Data menunjukkan bahwa wabah SARS telah menurunkan pertumbuhan ekonomi China dari 11,1 persen (triwulan I-2003) menjadi 9,1 persen (triwulan II-2003). Namun perekonomian China membaik kembali dan tumbuh menjadi 10 persen dalam triwulan III dan IV tahun itu.
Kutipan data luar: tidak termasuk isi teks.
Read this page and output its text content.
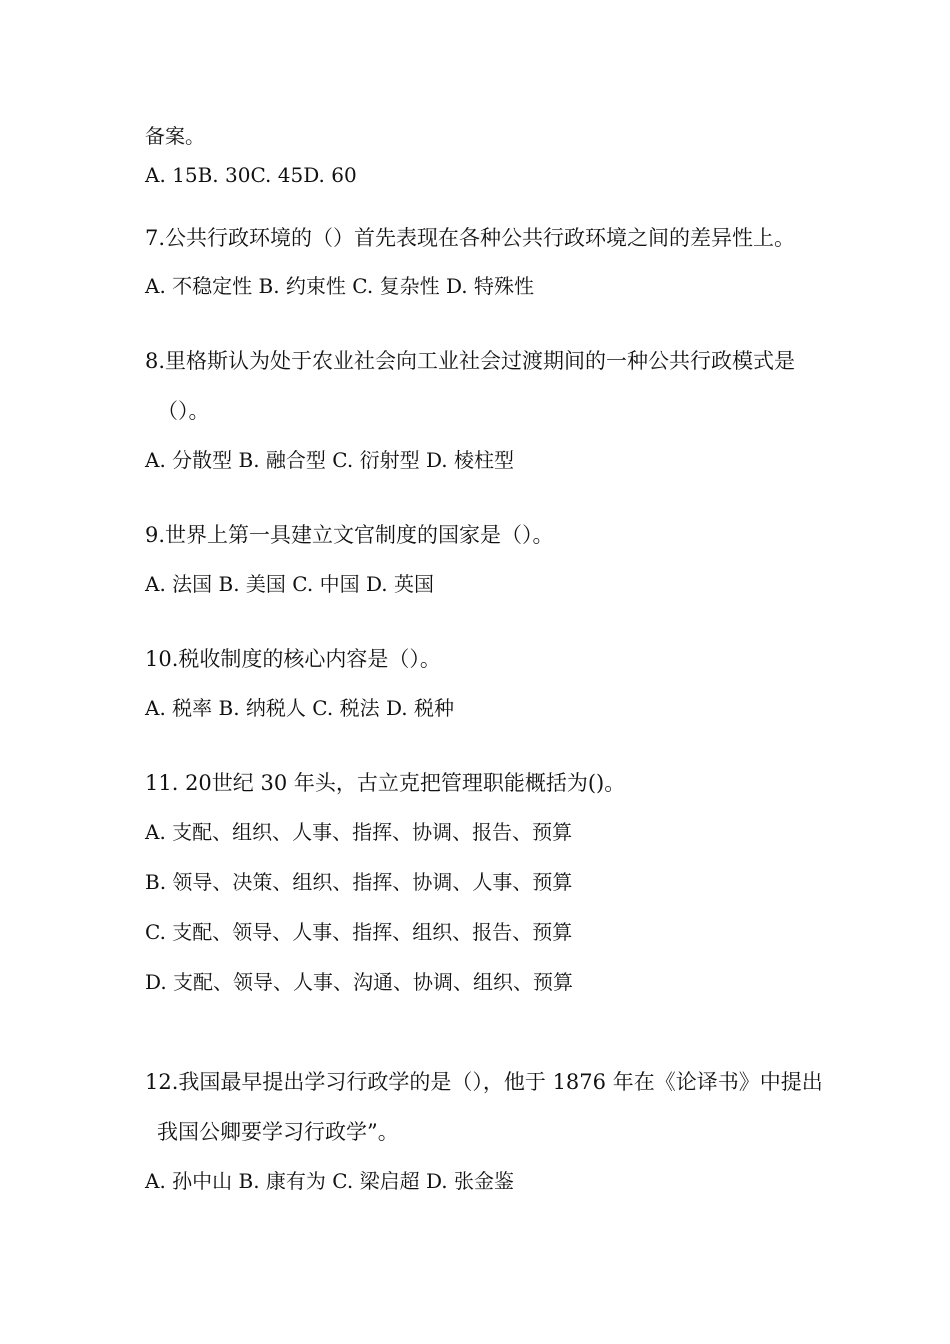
备案。
A. 15B. 30C. 45D. 60
7.公共行政环境的（）首先表现在各种公共行政环境之间的差异性上。
A. 不稳定性 B. 约束性 C. 复杂性 D. 特殊性
8.里格斯认为处于农业社会向工业社会过渡期间的一种公共行政模式是
（）。
A. 分散型 B. 融合型 C. 衍射型 D. 棱柱型
9.世界上第一具建立文官制度的国家是（）。
A. 法国 B. 美国 C. 中国 D. 英国
10.税收制度的核心内容是（）。
A. 税率 B. 纳税人 C. 税法 D. 税种
11. 20世纪 30 年头，古立克把管理职能概括为()。
A. 支配、组织、人事、指挥、协调、报告、预算
B. 领导、决策、组织、指挥、协调、人事、预算
C. 支配、领导、人事、指挥、组织、报告、预算
D. 支配、领导、人事、沟通、协调、组织、预算
12.我国最早提出学习行政学的是（），他于 1876 年在《论译书》中提出
我国公卿要学习行政学”。
A. 孙中山 B. 康有为 C. 梁启超 D. 张金鉴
Data menunjukkan bahwa pertumbuhan sektor retail dan output industrial di China mengalami penurunan yang sangat tajam. Jika benar bahwa wabah SARS dapat dijadikan pembanding, maka kita bisa membuat skenario untuk perekonomian Indonesia.
Dampak ke Indonesia
Kedua, bagaimana dampaknya bagi kita? Tentu terlalu pagi untuk menyimpulkan. Namun kita bisa menduga, perlambatan output industrial di China akan menurunkan permintaan terhadap bahan baku dan bahan pembantu dalam proses produksi.
Kita tahu: sekitar 29 persen dari barang yang diekspor China, bahan mentah dan penolongnya berasal dari Indonesia (terutama batu bara, kelapa sawit). Implikasinya: kita perlu mengantisipasi penurunan permintaan untuk produk-produk tersebut. Bisa diduga: harga komoditas dan barang tambang berisiko menurun. Jika ini terjadi, sektor ekspor kita akan terganggu.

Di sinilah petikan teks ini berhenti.